Près de trois quarts (74 %) des médecins interrogés estimaient qu’il faudrait donner priorité à la mise à niveau des logiciels existants, 72 % à celle du matériel inefficient, 74 % à l’interopérabilité des systèmes de soins primaire et secondaire et 76 % au partage des données entre systèmes.

Il ressort par ailleurs du rapport que certains praticiens perdent près d’une demi-heure rien que pour se connecter aux systèmes informatiques dont ils ont besoin. L’un d’eux a même été jusqu’à commenter que « cette perte de temps ridicule met en péril la sécurité des patients ».

Un médecin de seconde ligne rapportait devoir se connecter à quatre systèmes distincts pour soigner un seul patient. Un autre se plaignait de « l’excès d’identifiants de connexion et de mots de passe » et de l’absence de communication entre les différents systèmes.

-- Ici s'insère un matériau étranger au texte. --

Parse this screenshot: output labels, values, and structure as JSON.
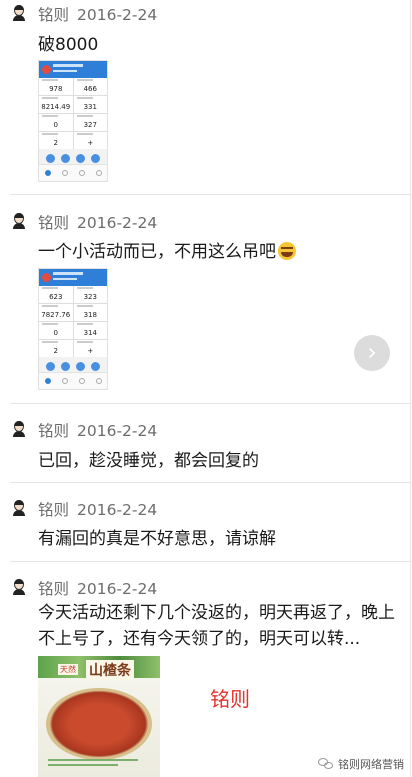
{
  "posts": [
    {
      "author": "铭则",
      "date": "2016-2-24",
      "text": "破8000",
      "screenshot": {
        "cells": [
          "978",
          "466",
          "8214.49",
          "331",
          "0",
          "327",
          "2",
          "+"
        ]
      }
    },
    {
      "author": "铭则",
      "date": "2016-2-24",
      "text": "一个小活动而已，不用这么吊吧",
      "emoji": "laughing-tears-emoji",
      "screenshot": {
        "cells": [
          "623",
          "323",
          "7827.76",
          "318",
          "0",
          "314",
          "2",
          "+"
        ]
      }
    },
    {
      "author": "铭则",
      "date": "2016-2-24",
      "text": "已回，趁没睡觉，都会回复的"
    },
    {
      "author": "铭则",
      "date": "2016-2-24",
      "text": "有漏回的真是不好意思，请谅解"
    },
    {
      "author": "铭则",
      "date": "2016-2-24",
      "text": "今天活动还剩下几个没返的，明天再返了，晚上不上号了，还有今天领了的，明天可以转...",
      "image": {
        "brand": "山楂条",
        "tag": "天然"
      },
      "signature": "铭则"
    }
  ],
  "next_button": {
    "icon": "chevron-right-icon",
    "glyph": "›"
  },
  "watermark": {
    "text": "铭则网络营销"
  },
  "colors": {
    "accent_blue": "#2f7fd8",
    "signature_red": "#e6322b",
    "divider": "#e5e5e5"
  }
}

« Nous sommes amenés à traiter une masse de données absolument épouvantable, qui nous empêche de nous consacrer à nos patients », soulignait de son côté un médecin de famille.

À peine 11 % des médecins ayant participé à l’enquête s’estimaient « complètement » équipés du matériel nécessaire à l’exécution de leurs tâches, tandis que 47 % déclaraient n’en disposer que parfois, rarement ou même pas du tout.

Près d’un tiers (30 %) soulignaient par ailleurs que les logiciels répondaient « rarement » ou même « pas du tout » à leurs besoins ; moins de 4 % en étaient pleinement satisfaits.

Conclusion du rapport ? Les logiciels et systèmes doivent être harmonisés et consolidés là où c’est possible et les fournisseurs de TIC doivent se concerter davantage avec les travailleurs du secteur des soins afin de mieux comprendre leurs besoins spécifiques. Les auteurs préconisent encore de créer au sein des établissements de soins des groupes d’utilisateurs des TIC susceptibles de signaler les éventuels problèmes.

Plus de la moitié (57 %) des médecins de seconde ligne rapportaient des retards « fréquents » voire « systématiques » dans l’accès aux données-patients en provenance de la première ligne, tandis que 8 % à peine déclaraient n’être confrontés à ce problème que « rarement » ou « jamais ».

Quatre cinquièmes (82 %) des répondants actifs en première ligne rapportaient de leur côté des retards « fréquents » ou « systématiques » dans l’accès aux données de la deuxième ligne. Ils étaient 1 % à peine à ne « jamais » rencontrer ce type de problème.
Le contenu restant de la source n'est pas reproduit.